Would statement 1 qualify for an outright rejection (quite like my application to Harvard), because the moment we see "the remainder is an odd number", we must think, this is insufficient-the remainder could be both 1 and 9997797977911.

I mean, is this one of those DS questions that can be solved under a minute and a half?

Well easy way to solve under 30 sec would be

Reminder for n/7 could be always either of 1,2,3,4,5, or 6.

A: n/21 is ODD
which is n/(7*3) = ODD ==> n/7= ODD *3 = EVEN
which is (2,4,6) So INSUFFICIENT

B: n/28 = 3 (Definite value - So this may be the potential answer)
n/(7*2*2) = 3
n/7 = 12 ==> remainder is 5 so it a definite answer

well, no. a remainder must be smaller than the number you are originally dividing by.
so, the remainder produced by dividing an integer by 21 must be somewhere from 0 to 20. also, the answer to the problem itself has to be an integer from 0 to 6.

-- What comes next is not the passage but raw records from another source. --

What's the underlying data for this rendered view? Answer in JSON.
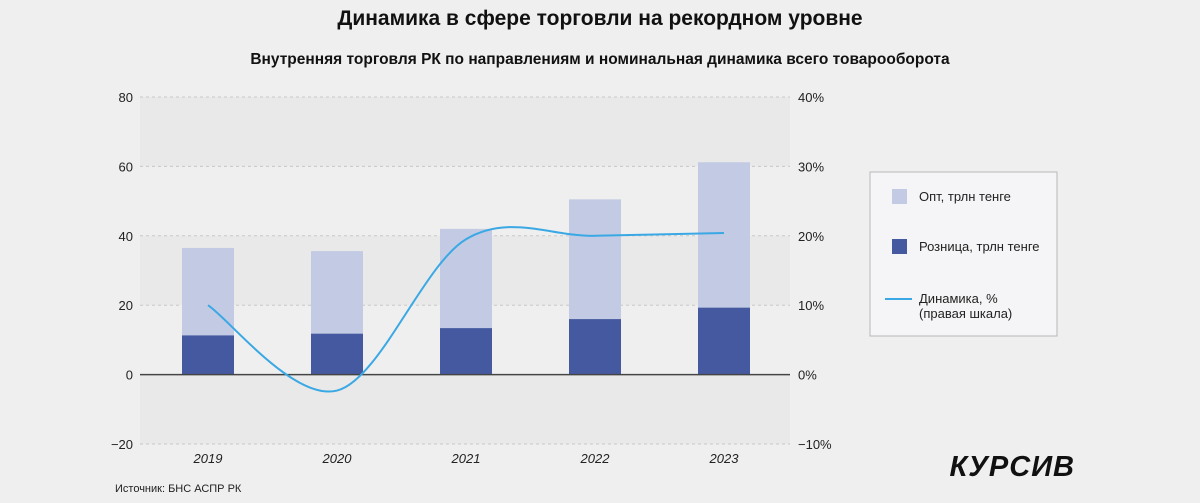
{
  "chart_data": {
    "type": "bar",
    "stacked": true,
    "title": "Динамика в сфере торговли на рекордном уровне",
    "subtitle": "Внутренняя торговля РК по направлениям и номинальная динамика всего товарооборота",
    "categories": [
      "2019",
      "2020",
      "2021",
      "2022",
      "2023"
    ],
    "series": [
      {
        "name": "Розница, трлн тенге",
        "kind": "bar",
        "axis": "left",
        "color": "#4459a0",
        "values": [
          11.3,
          11.8,
          13.4,
          16.0,
          19.3
        ]
      },
      {
        "name": "Опт, трлн тенге",
        "kind": "bar",
        "axis": "left",
        "color": "#c3cbe4",
        "values": [
          25.2,
          23.8,
          28.6,
          34.5,
          41.9
        ]
      },
      {
        "name": "Динамика, %",
        "name_line2": "(правая шкала)",
        "kind": "line",
        "axis": "right",
        "color": "#3aa8e4",
        "values": [
          10.0,
          -2.3,
          19.5,
          20.0,
          20.4
        ]
      }
    ],
    "ylim": [
      -20,
      80
    ],
    "y_ticks": [
      "80",
      "60",
      "40",
      "20",
      "0",
      "−20"
    ],
    "y2lim": [
      -10,
      40
    ],
    "y2_ticks": [
      "40%",
      "30%",
      "20%",
      "10%",
      "0%",
      "−10%"
    ],
    "grid": true,
    "legend": "right"
  },
  "source": "Источник: БНС АСПР РК",
  "logo": "КУРСИВ"
}
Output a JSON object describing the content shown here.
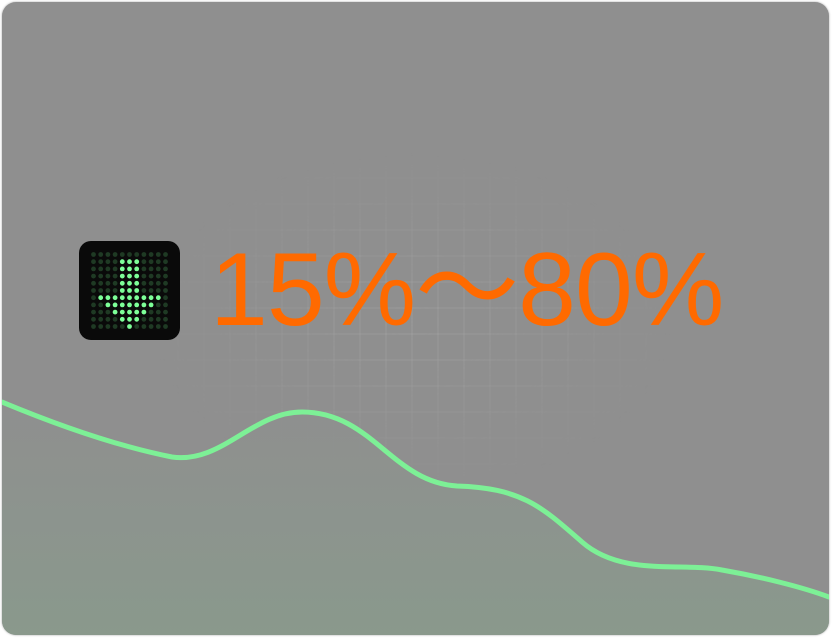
{
  "headline": {
    "text": "15%～80%",
    "color": "#ff6a00"
  },
  "icon": {
    "name": "arrow-down-icon",
    "background": "#0a0a0a",
    "dot_on_color": "#7dff98",
    "dot_off_color": "#1f3a24"
  },
  "card": {
    "background": "#8f8f8f",
    "curve_color": "#7df096"
  }
}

still, it shouldn't take you very long to find cases that prove this statement insufficient.
for instance, when 22 is divided by 21, the remainder is 1, so n can be 22. if n is 22, then the answer to the question is 1.
when 24 is divided by 21, the remainder is 1, so n can be 24 as well. if n is 24, then the answer to the question is 3.
that's two different answers to the question, so, insufficient.

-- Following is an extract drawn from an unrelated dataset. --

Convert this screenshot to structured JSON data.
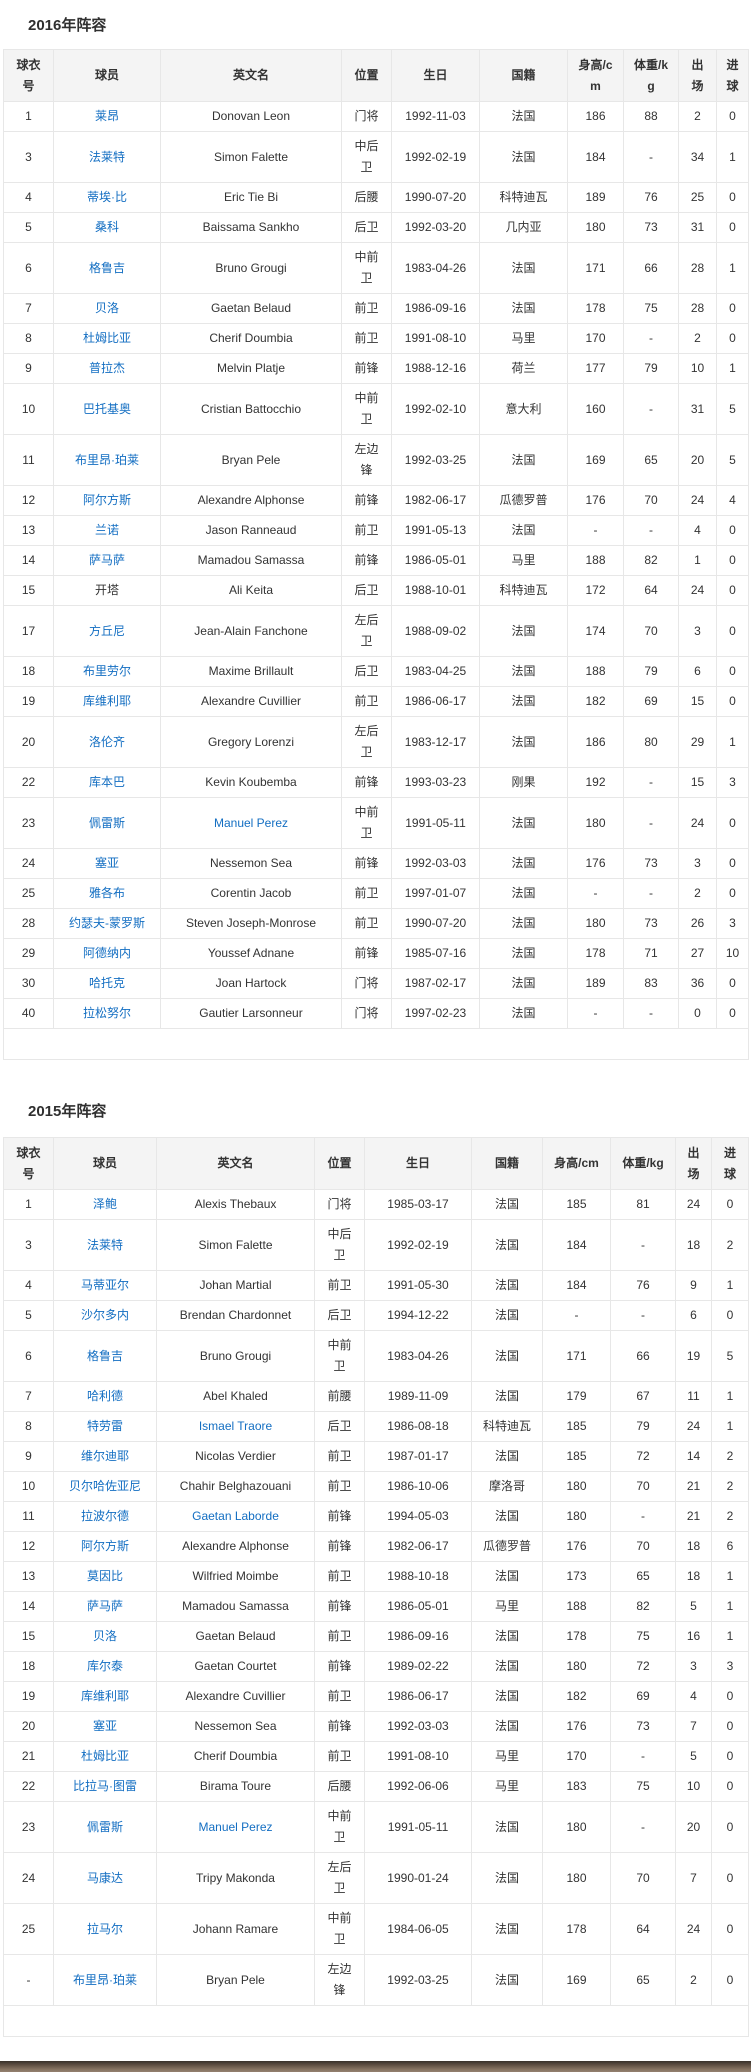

amazingly, the vast majority of posts on this forum that start with “oh, this is easy” turn out to be wrong. this is no exception.

please be very, very careful about using words like “easy” in a forum that, by definition, is full of struggling learners. not only is it a disrespectful cheap shot against people who find the problem difficult, but it will also come back to bite you if your own solution is incorrect (as is the case here).

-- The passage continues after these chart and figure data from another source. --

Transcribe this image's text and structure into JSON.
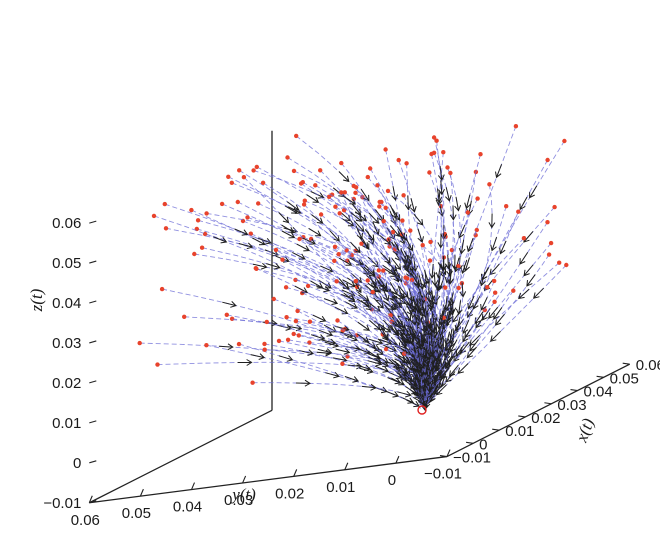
{
  "chart_data": {
    "type": "line",
    "plot": "3d-phase-portrait",
    "title": "",
    "xlabel": "x(t)",
    "ylabel": "y(t)",
    "zlabel": "z(t)",
    "xlim": [
      -0.01,
      0.06
    ],
    "ylim": [
      -0.01,
      0.06
    ],
    "zlim": [
      -0.01,
      0.06
    ],
    "x_ticks": [
      "−0.01",
      "0",
      "0.01",
      "0.02",
      "0.03",
      "0.04",
      "0.05",
      "0.06"
    ],
    "y_ticks": [
      "0.06",
      "0.05",
      "0.04",
      "0.03",
      "0.02",
      "0.01",
      "0",
      "−0.01"
    ],
    "z_ticks": [
      "0.06",
      "0.05",
      "0.04",
      "0.03",
      "0.02",
      "0.01",
      "0",
      "−0.01"
    ],
    "equilibrium": {
      "x": 0,
      "y": 0,
      "z": 0
    },
    "trajectories": {
      "count": 180,
      "initial_conditions_range": [
        0,
        0.06
      ],
      "converge_to": "origin"
    },
    "colors": {
      "trajectory": "#6b6bd6",
      "arrow": "#1f1f1f",
      "initial_point": "#e8432c",
      "equilibrium_marker": "#e02020"
    },
    "grid": false,
    "legend": "none"
  }
}
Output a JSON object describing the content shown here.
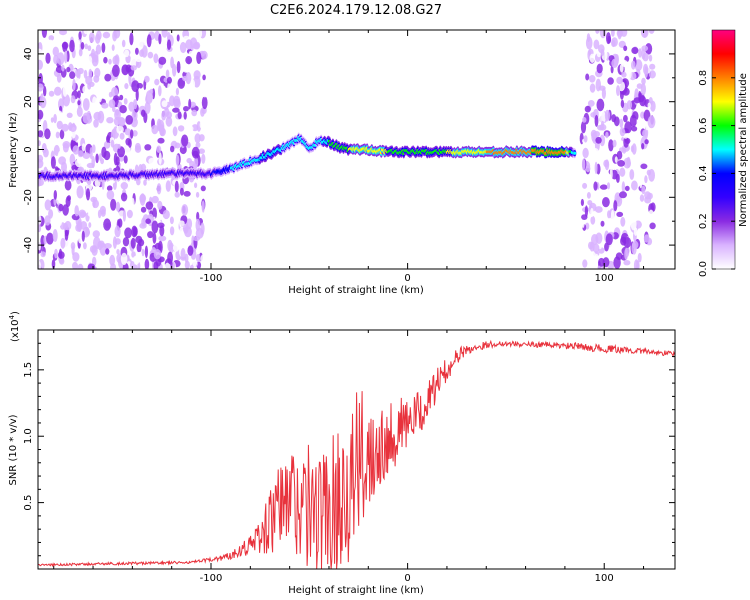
{
  "chart_data": [
    {
      "type": "heatmap",
      "title": "C2E6.2024.179.12.08.G27",
      "xlabel": "Height of straight line (km)",
      "ylabel": "Frequency (Hz)",
      "xlim": [
        -188,
        136
      ],
      "ylim": [
        -50,
        50
      ],
      "x_ticks": [
        -100,
        0,
        100
      ],
      "x_tick_labels": [
        "-100",
        "0",
        "100"
      ],
      "y_ticks": [
        -40,
        -20,
        0,
        20,
        40
      ],
      "y_tick_labels": [
        "-40",
        "-20",
        "0",
        "20",
        "40"
      ],
      "colorbar": {
        "label": "Normalized spectral amplitude",
        "range": [
          0.0,
          1.0
        ],
        "ticks": [
          0.0,
          0.2,
          0.4,
          0.6,
          0.8
        ],
        "tick_labels": [
          "0.0",
          "0.2",
          "0.4",
          "0.6",
          "0.8"
        ],
        "colors": [
          "#ffffff",
          "#d9b3ff",
          "#8a2be2",
          "#3300ff",
          "#0000ff",
          "#00ffff",
          "#00ff00",
          "#ffff00",
          "#ff8000",
          "#ff0000",
          "#ff0080"
        ]
      },
      "ridge": {
        "x": [
          -188,
          -150,
          -120,
          -100,
          -90,
          -80,
          -70,
          -60,
          -55,
          -50,
          -45,
          -40,
          -35,
          -30,
          -25,
          -20,
          -10,
          0,
          20,
          40,
          60,
          80,
          85
        ],
        "freq": [
          -11,
          -11,
          -10,
          -10,
          -8,
          -5,
          -2,
          2,
          5,
          0,
          4,
          3,
          1,
          0,
          0,
          0,
          -1,
          -1,
          -1,
          -1,
          -1,
          -1,
          -1
        ],
        "amplitude": [
          0.35,
          0.4,
          0.35,
          0.4,
          0.5,
          0.55,
          0.6,
          0.55,
          0.5,
          0.5,
          0.55,
          0.6,
          0.65,
          0.7,
          0.75,
          0.8,
          0.7,
          0.65,
          0.7,
          0.8,
          0.85,
          0.9,
          0.5
        ]
      },
      "noise_regions": [
        {
          "x_range": [
            -188,
            -103
          ],
          "amplitude": "low"
        },
        {
          "x_range": [
            -98,
            -86
          ],
          "amplitude": "very low"
        },
        {
          "x_range": [
            88,
            125
          ],
          "amplitude": "low"
        }
      ]
    },
    {
      "type": "line",
      "title": "",
      "xlabel": "Height of straight line (km)",
      "ylabel": "SNR (10 * v/v)",
      "scale_label": "(x10",
      "scale_exponent": "4",
      "scale_suffix": ")",
      "xlim": [
        -188,
        136
      ],
      "ylim": [
        0,
        18000
      ],
      "x_ticks": [
        -100,
        0,
        100
      ],
      "x_tick_labels": [
        "-100",
        "0",
        "100"
      ],
      "y_ticks": [
        5000,
        10000,
        15000
      ],
      "y_tick_labels": [
        "0.5",
        "1.0",
        "1.5"
      ],
      "series": [
        {
          "name": "SNR",
          "color": "#e8323c",
          "x": [
            -188,
            -150,
            -110,
            -100,
            -90,
            -85,
            -80,
            -75,
            -70,
            -65,
            -60,
            -55,
            -50,
            -45,
            -40,
            -35,
            -30,
            -25,
            -20,
            -15,
            -10,
            -5,
            0,
            5,
            10,
            15,
            20,
            25,
            30,
            40,
            50,
            60,
            70,
            80,
            85,
            90,
            100,
            110,
            120,
            136
          ],
          "y": [
            300,
            400,
            500,
            700,
            1000,
            1500,
            1800,
            2500,
            3500,
            4500,
            5500,
            5000,
            4500,
            4000,
            4500,
            5500,
            6500,
            7500,
            9000,
            9500,
            10000,
            10500,
            11000,
            11500,
            12500,
            14000,
            15000,
            16000,
            16500,
            16900,
            17000,
            16900,
            16900,
            16800,
            16800,
            16700,
            16600,
            16500,
            16400,
            16200
          ],
          "variability": [
            80,
            100,
            100,
            150,
            300,
            500,
            800,
            1500,
            2500,
            3500,
            4000,
            4500,
            5000,
            5000,
            5000,
            5500,
            6000,
            6000,
            4500,
            3500,
            3000,
            2500,
            2000,
            1800,
            1500,
            1200,
            900,
            600,
            400,
            250,
            200,
            200,
            200,
            250,
            250,
            250,
            300,
            250,
            200,
            200
          ]
        }
      ]
    }
  ]
}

this work is 100% incorrect; if it gives you the correct answer to the question, then that is pure luck.

the problem statement is talking about remainders; this work has nothing whatsoever to do with remainders -- you are writing equations that deal with the quotient itself, not the remainder. (i.e., “n/21 is odd” does not mean that the remainder from dividing n by 21 is odd; it means that the quotient itself is odd. in fact, if n/21 is an odd integer, then the remainder upon dividing n by 21 can't be odd, because it will always be 0.)

please read the posts above to get a sense of what you actually can do on this problem; you'll have to start from scratch.

note also that the second statement (the one that is sufficient) actually gives an answer of r = 3, not r = 5.